Telaio a longheroni, assale rigido al posteriore con schema a cinque bracci, sospensione anteriore a doppio braccio oscillante. I 4,92 metri di lunghezza non mentono sulle intenzioni. Il nuovo Pajero è un veicolo pensato per andare dove le strade finiscono. L’altezza da terra di 23 cm, un angolo di attacco di 30,4° e uno di uscita di 25,8° sono geometrie che fanno la differenza quando il fondo smette di essere asfalto.
Il cuore della trasmissione è il Super Select 4WD-II, quattro configurazioni, dalla trazione posteriore pura fino al 4LLc con riduttore e differenziale centrale bloccato, affiancate dal sistema S-AWC con sette modalità di guida che coprono ghiaia, neve, fango, sabbia e roccia.
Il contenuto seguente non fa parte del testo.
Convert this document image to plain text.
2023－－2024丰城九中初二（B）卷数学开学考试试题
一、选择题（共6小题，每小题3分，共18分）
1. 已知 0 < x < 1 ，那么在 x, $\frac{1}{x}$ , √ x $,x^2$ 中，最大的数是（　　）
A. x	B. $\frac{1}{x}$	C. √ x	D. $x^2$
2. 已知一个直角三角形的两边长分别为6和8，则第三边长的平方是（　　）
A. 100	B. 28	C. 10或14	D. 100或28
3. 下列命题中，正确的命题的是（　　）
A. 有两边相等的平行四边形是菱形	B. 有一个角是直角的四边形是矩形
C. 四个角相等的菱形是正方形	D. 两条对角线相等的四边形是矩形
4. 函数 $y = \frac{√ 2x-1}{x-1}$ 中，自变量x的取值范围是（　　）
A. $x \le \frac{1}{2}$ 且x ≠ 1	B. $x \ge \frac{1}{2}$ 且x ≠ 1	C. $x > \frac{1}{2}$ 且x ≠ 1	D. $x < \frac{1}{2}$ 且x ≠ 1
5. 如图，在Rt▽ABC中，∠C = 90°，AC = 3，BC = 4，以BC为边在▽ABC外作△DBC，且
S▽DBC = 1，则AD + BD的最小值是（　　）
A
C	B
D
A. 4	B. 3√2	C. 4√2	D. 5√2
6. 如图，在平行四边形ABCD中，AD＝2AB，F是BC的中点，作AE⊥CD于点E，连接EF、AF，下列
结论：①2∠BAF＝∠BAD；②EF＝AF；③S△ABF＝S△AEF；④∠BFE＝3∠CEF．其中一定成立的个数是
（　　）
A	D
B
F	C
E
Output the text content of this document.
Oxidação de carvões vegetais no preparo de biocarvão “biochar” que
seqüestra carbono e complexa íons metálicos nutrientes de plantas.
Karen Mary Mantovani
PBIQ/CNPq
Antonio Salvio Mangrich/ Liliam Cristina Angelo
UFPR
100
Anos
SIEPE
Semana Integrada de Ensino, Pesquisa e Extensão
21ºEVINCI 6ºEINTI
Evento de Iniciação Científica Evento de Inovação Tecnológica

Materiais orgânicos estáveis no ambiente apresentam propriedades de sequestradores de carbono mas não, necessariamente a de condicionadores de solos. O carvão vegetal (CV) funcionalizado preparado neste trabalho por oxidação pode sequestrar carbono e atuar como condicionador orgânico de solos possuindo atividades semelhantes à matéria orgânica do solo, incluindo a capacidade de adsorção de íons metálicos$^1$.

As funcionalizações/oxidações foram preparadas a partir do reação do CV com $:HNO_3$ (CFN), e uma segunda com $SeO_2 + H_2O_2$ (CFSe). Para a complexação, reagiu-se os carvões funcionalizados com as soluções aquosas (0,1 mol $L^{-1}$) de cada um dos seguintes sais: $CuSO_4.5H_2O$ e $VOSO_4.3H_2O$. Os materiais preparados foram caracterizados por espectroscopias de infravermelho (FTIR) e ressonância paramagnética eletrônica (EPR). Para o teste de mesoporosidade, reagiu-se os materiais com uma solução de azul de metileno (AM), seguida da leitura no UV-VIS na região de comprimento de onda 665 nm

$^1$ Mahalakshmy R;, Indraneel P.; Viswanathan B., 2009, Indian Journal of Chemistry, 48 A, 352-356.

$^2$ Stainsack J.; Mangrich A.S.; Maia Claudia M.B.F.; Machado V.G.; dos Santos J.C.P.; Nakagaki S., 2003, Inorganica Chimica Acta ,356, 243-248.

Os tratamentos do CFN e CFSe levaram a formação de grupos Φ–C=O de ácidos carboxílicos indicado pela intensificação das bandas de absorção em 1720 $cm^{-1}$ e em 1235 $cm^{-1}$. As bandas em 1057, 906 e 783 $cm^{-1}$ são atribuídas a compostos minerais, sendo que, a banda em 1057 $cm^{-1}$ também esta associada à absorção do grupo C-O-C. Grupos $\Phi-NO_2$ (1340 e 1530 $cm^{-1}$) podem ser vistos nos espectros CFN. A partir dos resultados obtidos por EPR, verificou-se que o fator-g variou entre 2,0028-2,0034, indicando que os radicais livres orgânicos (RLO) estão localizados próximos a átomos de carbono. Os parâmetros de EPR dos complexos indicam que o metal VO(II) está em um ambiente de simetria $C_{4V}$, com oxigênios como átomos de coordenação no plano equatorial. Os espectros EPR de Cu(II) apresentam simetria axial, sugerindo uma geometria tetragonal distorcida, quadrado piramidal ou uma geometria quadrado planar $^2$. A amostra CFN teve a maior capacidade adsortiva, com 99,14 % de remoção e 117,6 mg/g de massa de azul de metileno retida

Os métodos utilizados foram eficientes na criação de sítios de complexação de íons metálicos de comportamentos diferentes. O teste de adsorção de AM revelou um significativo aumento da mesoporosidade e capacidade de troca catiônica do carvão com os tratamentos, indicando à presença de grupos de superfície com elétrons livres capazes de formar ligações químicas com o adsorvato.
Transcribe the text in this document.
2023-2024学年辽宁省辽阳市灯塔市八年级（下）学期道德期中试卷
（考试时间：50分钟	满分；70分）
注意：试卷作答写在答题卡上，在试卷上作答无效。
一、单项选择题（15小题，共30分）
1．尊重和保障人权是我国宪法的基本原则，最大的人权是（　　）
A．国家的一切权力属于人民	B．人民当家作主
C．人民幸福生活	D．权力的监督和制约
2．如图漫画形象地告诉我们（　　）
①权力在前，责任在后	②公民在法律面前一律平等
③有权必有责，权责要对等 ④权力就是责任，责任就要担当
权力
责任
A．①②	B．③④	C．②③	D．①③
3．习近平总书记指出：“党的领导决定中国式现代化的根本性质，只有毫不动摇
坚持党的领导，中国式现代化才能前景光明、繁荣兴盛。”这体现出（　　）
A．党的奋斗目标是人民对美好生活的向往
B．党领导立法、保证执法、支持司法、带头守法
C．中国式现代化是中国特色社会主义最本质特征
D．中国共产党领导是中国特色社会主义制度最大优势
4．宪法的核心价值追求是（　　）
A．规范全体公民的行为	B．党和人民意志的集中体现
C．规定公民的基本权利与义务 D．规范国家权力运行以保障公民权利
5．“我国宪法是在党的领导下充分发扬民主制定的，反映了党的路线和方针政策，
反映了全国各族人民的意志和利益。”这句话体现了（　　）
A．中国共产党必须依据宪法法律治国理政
Roba che separa il Pajero da tre quarti dei SUV all-wheel-drive che oggi si “spacciano” per fuoristrada.
Sotto al cofano c’è un diesel 2.4 turbo a quattro cilindri con geometria variabile, cambio automatico a otto rapporti e 480 Nm di coppia massima. I cavalli si fermano a 204, cifra che qualche costruttore cinese considera quasi un’offesa. Su un fuoristrada la coppia ai bassi regimi vale più di qualsiasi picco di potenza dichiarato su un banco prova.
Dentro, due schermi da 14,3 pollici e una reinterpretazione del triplo indicatore storico con altitudine, bussola e inclinazione, convivono con comandi fisici che restano al loro posto. Sette posti su tre file, seconda fila scorrevole di 150 mm, audio Yamaha a 12 altoparlanti per chi lo vuole.
Il lancio del nuovo Pajero partirà dalla Thailandia, dove è prodotto, poi Giappone e Australia nel corso del 2026. Dal 2027 circa cento mercati, con focus su Sud-est asiatico, America Latina e Medio Oriente. L’Europa non è confermata. Difficile sorprendersi: un diesel da quasi cinque metri non è esattamente ciò che i regolatori europei sognano la notte.